Wednesday, June 11, 2014

Traceability of food products

The emergence concept of keeping track of food products and their different ingredients through the various stages for filed to plate offers a potential means of managing some of the safety and quality concerns around food.

Traceability is the ability to follow the movement of a food product through the stages of production, processing and distribution. It has existed for years, although it has and does go by other names such as logistics control, inventory management and on the food safety side, involves product recalls.

Traceability, the documentation of product flows, is a means to make the history of a product available for inspection.

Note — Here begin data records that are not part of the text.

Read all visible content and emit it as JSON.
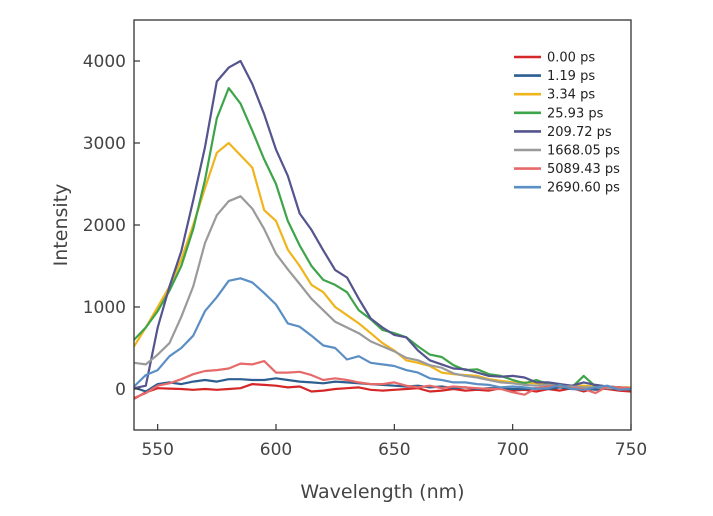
{
  "chart_data": {
    "type": "line",
    "title": "",
    "xlabel": "Wavelength (nm)",
    "ylabel": "Intensity",
    "xlim": [
      540,
      750
    ],
    "ylim": [
      -500,
      4500
    ],
    "xticks": [
      550,
      600,
      650,
      700,
      750
    ],
    "yticks": [
      0,
      1000,
      2000,
      3000,
      4000
    ],
    "grid": false,
    "legend_position": "top-right",
    "x": [
      540,
      545,
      550,
      555,
      560,
      565,
      570,
      575,
      580,
      585,
      590,
      595,
      600,
      605,
      610,
      615,
      620,
      625,
      630,
      635,
      640,
      645,
      650,
      655,
      660,
      665,
      670,
      675,
      680,
      685,
      690,
      695,
      700,
      705,
      710,
      715,
      720,
      725,
      730,
      735,
      740,
      745,
      750
    ],
    "series": [
      {
        "name": "0.00 ps",
        "color": "#d62728",
        "values": [
          -120,
          -40,
          10,
          5,
          0,
          -10,
          0,
          -10,
          0,
          10,
          60,
          50,
          40,
          20,
          30,
          -30,
          -20,
          0,
          10,
          20,
          -10,
          -20,
          -10,
          0,
          10,
          -30,
          -20,
          0,
          -20,
          -10,
          -20,
          10,
          -20,
          -10,
          -30,
          0,
          -20,
          10,
          -30,
          10,
          0,
          -20,
          -30
        ]
      },
      {
        "name": "1.19 ps",
        "color": "#2c5f8f",
        "values": [
          20,
          -30,
          60,
          80,
          60,
          90,
          110,
          90,
          120,
          120,
          110,
          110,
          130,
          110,
          90,
          80,
          70,
          90,
          80,
          70,
          60,
          50,
          40,
          30,
          40,
          20,
          30,
          10,
          20,
          0,
          10,
          10,
          0,
          0,
          10,
          0,
          20,
          0,
          10,
          -10,
          10,
          0,
          -10
        ]
      },
      {
        "name": "3.34 ps",
        "color": "#f0b51c",
        "values": [
          520,
          750,
          1000,
          1250,
          1580,
          2000,
          2450,
          2880,
          3000,
          2850,
          2700,
          2180,
          2050,
          1700,
          1500,
          1270,
          1180,
          1000,
          900,
          800,
          680,
          560,
          470,
          350,
          320,
          280,
          200,
          180,
          170,
          160,
          120,
          100,
          80,
          80,
          70,
          60,
          50,
          40,
          40,
          30,
          30,
          20,
          20
        ]
      },
      {
        "name": "25.93 ps",
        "color": "#3ea44a",
        "values": [
          600,
          750,
          950,
          1200,
          1500,
          1950,
          2550,
          3300,
          3670,
          3480,
          3150,
          2800,
          2500,
          2050,
          1750,
          1500,
          1330,
          1270,
          1180,
          960,
          850,
          720,
          680,
          630,
          520,
          420,
          390,
          290,
          230,
          240,
          180,
          160,
          110,
          70,
          110,
          60,
          30,
          20,
          160,
          30,
          20,
          20,
          10
        ]
      },
      {
        "name": "209.72 ps",
        "color": "#54548e",
        "values": [
          10,
          40,
          750,
          1250,
          1680,
          2300,
          2950,
          3750,
          3920,
          4000,
          3720,
          3350,
          2920,
          2600,
          2140,
          1940,
          1690,
          1450,
          1360,
          1100,
          860,
          750,
          660,
          630,
          470,
          350,
          300,
          250,
          240,
          200,
          160,
          150,
          160,
          140,
          80,
          80,
          60,
          40,
          80,
          50,
          30,
          20,
          10
        ]
      },
      {
        "name": "1668.05 ps",
        "color": "#9a9a9a",
        "values": [
          320,
          300,
          420,
          560,
          880,
          1250,
          1780,
          2120,
          2290,
          2350,
          2200,
          1950,
          1650,
          1460,
          1280,
          1100,
          960,
          820,
          750,
          680,
          580,
          520,
          460,
          380,
          350,
          290,
          260,
          190,
          160,
          140,
          110,
          80,
          70,
          50,
          40,
          50,
          30,
          30,
          20,
          20,
          10,
          10,
          10
        ]
      },
      {
        "name": "5089.43 ps",
        "color": "#e66a6a",
        "values": [
          -110,
          -50,
          40,
          70,
          120,
          180,
          220,
          230,
          250,
          310,
          300,
          340,
          200,
          200,
          210,
          170,
          110,
          130,
          110,
          80,
          60,
          60,
          80,
          40,
          20,
          40,
          10,
          30,
          20,
          10,
          0,
          0,
          -40,
          -70,
          10,
          30,
          40,
          10,
          0,
          -50,
          30,
          20,
          10
        ]
      },
      {
        "name": "2690.60 ps",
        "color": "#5b8fc4",
        "values": [
          30,
          170,
          230,
          400,
          500,
          650,
          950,
          1120,
          1320,
          1350,
          1300,
          1170,
          1030,
          800,
          760,
          650,
          530,
          500,
          360,
          400,
          320,
          300,
          280,
          230,
          200,
          130,
          110,
          80,
          80,
          60,
          50,
          20,
          30,
          20,
          0,
          10,
          50,
          0,
          -10,
          20,
          40,
          -10,
          0
        ]
      }
    ]
  }
}
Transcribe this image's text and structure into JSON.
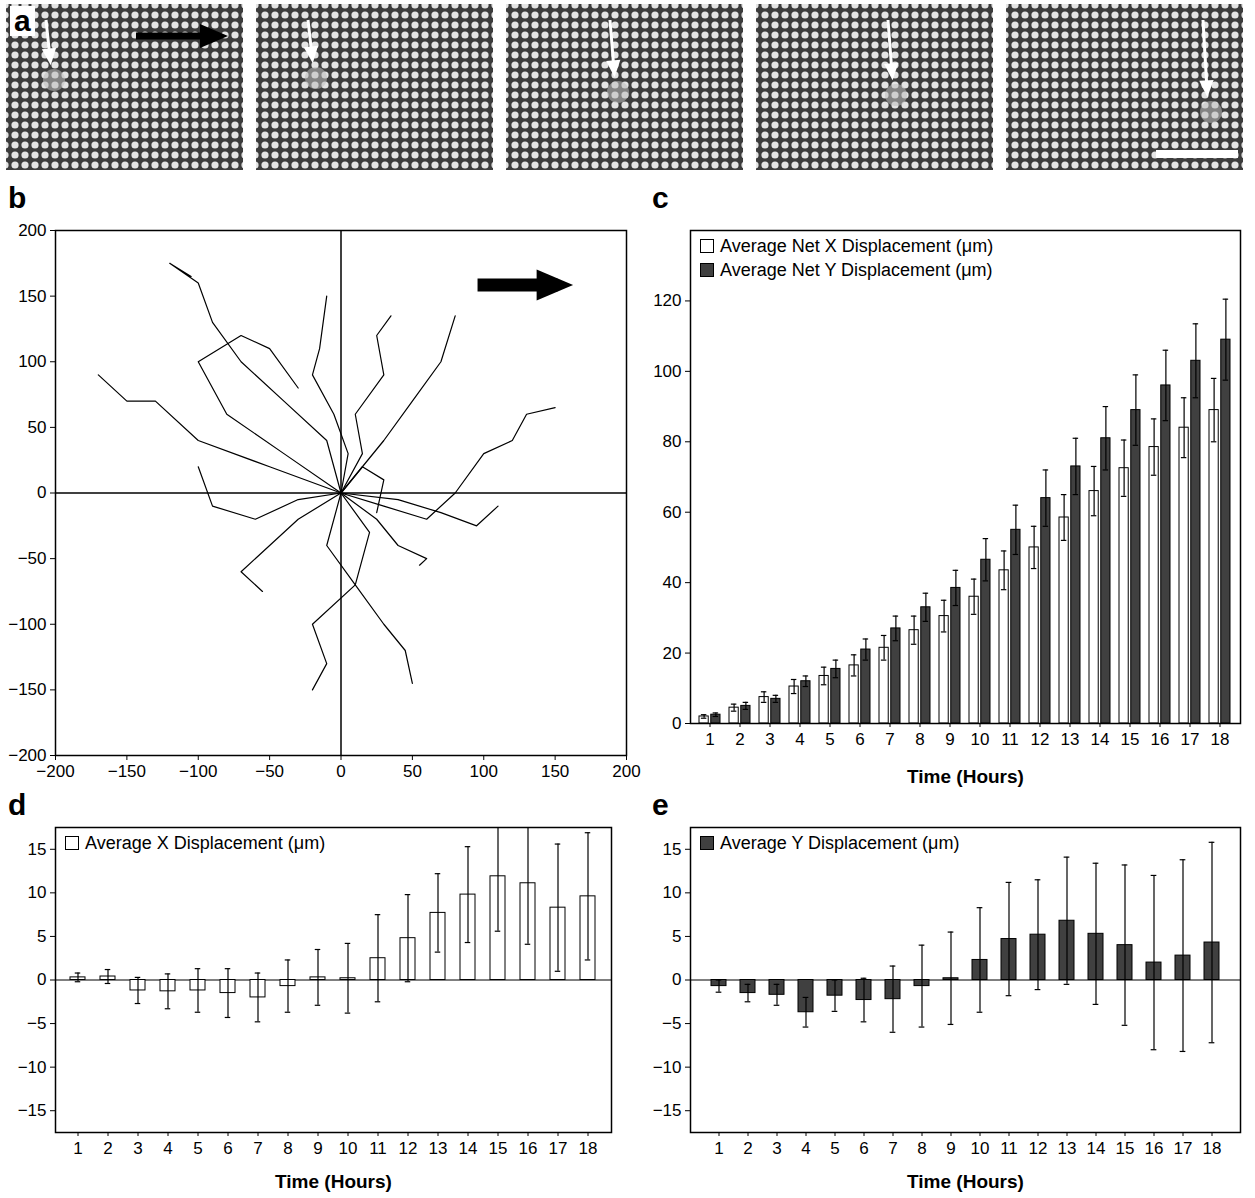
{
  "chart_data": [
    {
      "type": "image",
      "panel": "a"
    },
    {
      "type": "line",
      "panel": "b",
      "color": "#000000",
      "xlim": [
        -200,
        200
      ],
      "ylim": [
        -200,
        200
      ],
      "xticks": [
        -200,
        -150,
        -100,
        -50,
        0,
        50,
        100,
        150,
        200
      ],
      "yticks": [
        -200,
        -150,
        -100,
        -50,
        0,
        50,
        100,
        150,
        200
      ],
      "series": [
        {
          "x": [
            0,
            -10,
            -40,
            -70,
            -90,
            -100,
            -120,
            -105
          ],
          "y": [
            0,
            40,
            70,
            100,
            130,
            160,
            175,
            165
          ]
        },
        {
          "x": [
            0,
            5,
            -5,
            -20,
            -15,
            -10
          ],
          "y": [
            0,
            30,
            60,
            90,
            110,
            150
          ]
        },
        {
          "x": [
            0,
            15,
            10,
            30,
            25,
            35
          ],
          "y": [
            0,
            30,
            60,
            90,
            120,
            135
          ]
        },
        {
          "x": [
            0,
            30,
            60,
            80,
            100,
            120,
            130,
            150
          ],
          "y": [
            0,
            -10,
            -20,
            0,
            30,
            40,
            60,
            65
          ]
        },
        {
          "x": [
            0,
            40,
            70,
            95,
            110
          ],
          "y": [
            0,
            -5,
            -15,
            -25,
            -10
          ]
        },
        {
          "x": [
            0,
            -40,
            -80,
            -100,
            -70,
            -50,
            -30
          ],
          "y": [
            0,
            30,
            60,
            100,
            120,
            110,
            80
          ]
        },
        {
          "x": [
            0,
            -50,
            -100,
            -130,
            -150,
            -170
          ],
          "y": [
            0,
            20,
            40,
            70,
            70,
            90
          ]
        },
        {
          "x": [
            0,
            -10,
            10,
            -20,
            -10,
            -20
          ],
          "y": [
            0,
            -40,
            -70,
            -100,
            -130,
            -150
          ]
        },
        {
          "x": [
            0,
            20,
            10,
            30,
            45,
            50
          ],
          "y": [
            0,
            -30,
            -70,
            -100,
            -120,
            -145
          ]
        },
        {
          "x": [
            0,
            -30,
            -50,
            -70,
            -55
          ],
          "y": [
            0,
            -20,
            -40,
            -60,
            -75
          ]
        },
        {
          "x": [
            0,
            25,
            40,
            60,
            55
          ],
          "y": [
            0,
            -20,
            -40,
            -50,
            -55
          ]
        },
        {
          "x": [
            0,
            30,
            50,
            70,
            80
          ],
          "y": [
            0,
            40,
            70,
            100,
            135
          ]
        },
        {
          "x": [
            0,
            15,
            30,
            25
          ],
          "y": [
            0,
            20,
            10,
            -15
          ]
        },
        {
          "x": [
            0,
            -30,
            -60,
            -90,
            -100
          ],
          "y": [
            0,
            -5,
            -20,
            -10,
            20
          ]
        }
      ]
    },
    {
      "type": "bar",
      "panel": "c",
      "legend": "top-left",
      "x_label": "Time (Hours)",
      "categories": [
        "1",
        "2",
        "3",
        "4",
        "5",
        "6",
        "7",
        "8",
        "9",
        "10",
        "11",
        "12",
        "13",
        "14",
        "15",
        "16",
        "17",
        "18"
      ],
      "ylim": [
        0,
        140
      ],
      "yticks": [
        0,
        20,
        40,
        60,
        80,
        100,
        120
      ],
      "series": [
        {
          "name": "Average Net X Displacement (μm)",
          "color": "#ffffff",
          "values": [
            2,
            4.5,
            7.5,
            10.5,
            13.5,
            16.5,
            21.5,
            26.5,
            30.5,
            36,
            43.5,
            50,
            58.5,
            66,
            72.5,
            78.5,
            84,
            89
          ],
          "errors": [
            0.5,
            1,
            1.5,
            2,
            2.5,
            3,
            3.5,
            4,
            4.5,
            5,
            5.5,
            6,
            6.5,
            7,
            8,
            8,
            8.5,
            9
          ]
        },
        {
          "name": "Average Net Y Displacement (μm)",
          "color": "#404040",
          "values": [
            2.5,
            5,
            7,
            12,
            15.5,
            21,
            27,
            33,
            38.5,
            46.5,
            55,
            64,
            73,
            81,
            89,
            96,
            103,
            109
          ],
          "errors": [
            0.5,
            1,
            1,
            1.5,
            2.5,
            3,
            3.5,
            4,
            5,
            6,
            7,
            8,
            8,
            9,
            10,
            10,
            10.5,
            11.5
          ]
        }
      ]
    },
    {
      "type": "bar",
      "panel": "d",
      "legend": "top-left",
      "x_label": "Time (Hours)",
      "categories": [
        "1",
        "2",
        "3",
        "4",
        "5",
        "6",
        "7",
        "8",
        "9",
        "10",
        "11",
        "12",
        "13",
        "14",
        "15",
        "16",
        "17",
        "18"
      ],
      "ylim": [
        -17.5,
        17.5
      ],
      "yticks": [
        -15,
        -10,
        -5,
        0,
        5,
        10,
        15
      ],
      "series": [
        {
          "name": "Average X Displacement (μm)",
          "color": "#ffffff",
          "values": [
            0.3,
            0.4,
            -1.2,
            -1.3,
            -1.2,
            -1.5,
            -2,
            -0.7,
            0.3,
            0.2,
            2.5,
            4.8,
            7.7,
            9.8,
            11.9,
            11.1,
            8.3,
            9.6
          ],
          "errors": [
            0.5,
            0.8,
            1.5,
            2,
            2.5,
            2.8,
            2.8,
            3,
            3.2,
            4,
            5,
            5,
            4.5,
            5.5,
            6.3,
            7,
            7.3,
            7.3
          ]
        }
      ]
    },
    {
      "type": "bar",
      "panel": "e",
      "legend": "top-left",
      "x_label": "Time (Hours)",
      "categories": [
        "1",
        "2",
        "3",
        "4",
        "5",
        "6",
        "7",
        "8",
        "9",
        "10",
        "11",
        "12",
        "13",
        "14",
        "15",
        "16",
        "17",
        "18"
      ],
      "ylim": [
        -17.5,
        17.5
      ],
      "yticks": [
        -15,
        -10,
        -5,
        0,
        5,
        10,
        15
      ],
      "series": [
        {
          "name": "Average Y Displacement (μm)",
          "color": "#404040",
          "values": [
            -0.7,
            -1.5,
            -1.7,
            -3.7,
            -1.8,
            -2.3,
            -2.2,
            -0.7,
            0.2,
            2.3,
            4.7,
            5.2,
            6.8,
            5.3,
            4,
            2,
            2.8,
            4.3
          ],
          "errors": [
            0.7,
            1,
            1.2,
            1.7,
            1.8,
            2.5,
            3.8,
            4.7,
            5.3,
            6,
            6.5,
            6.3,
            7.3,
            8.1,
            9.2,
            10,
            11,
            11.5
          ]
        }
      ]
    }
  ]
}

Primary traceability functions include real item access to the current product location, product status, the responsible worker for the product, the destination of a specific product and a list with the batch numbers and suppliers of the raw materials used to produce a certain products.

Traceability includes both traceback and trace forward. Traceback is the ability to trace a food product from the retail shelf back to the farm. Conversely, trace forward is the ability to trace a food product from the farm forward to the retail shelf.

Traceability is often needed to identify the resources of food contamination and the recipients of contaminated food in product recalls and seizures.

Systems of traceability are generally paper based although electronic methods are becoming more common.

The use do bar-codes to identify products, manufacturers etc., means that an electronic of traceability can be relatively easily sustained using bar-code scanners linked or downloading to computer system.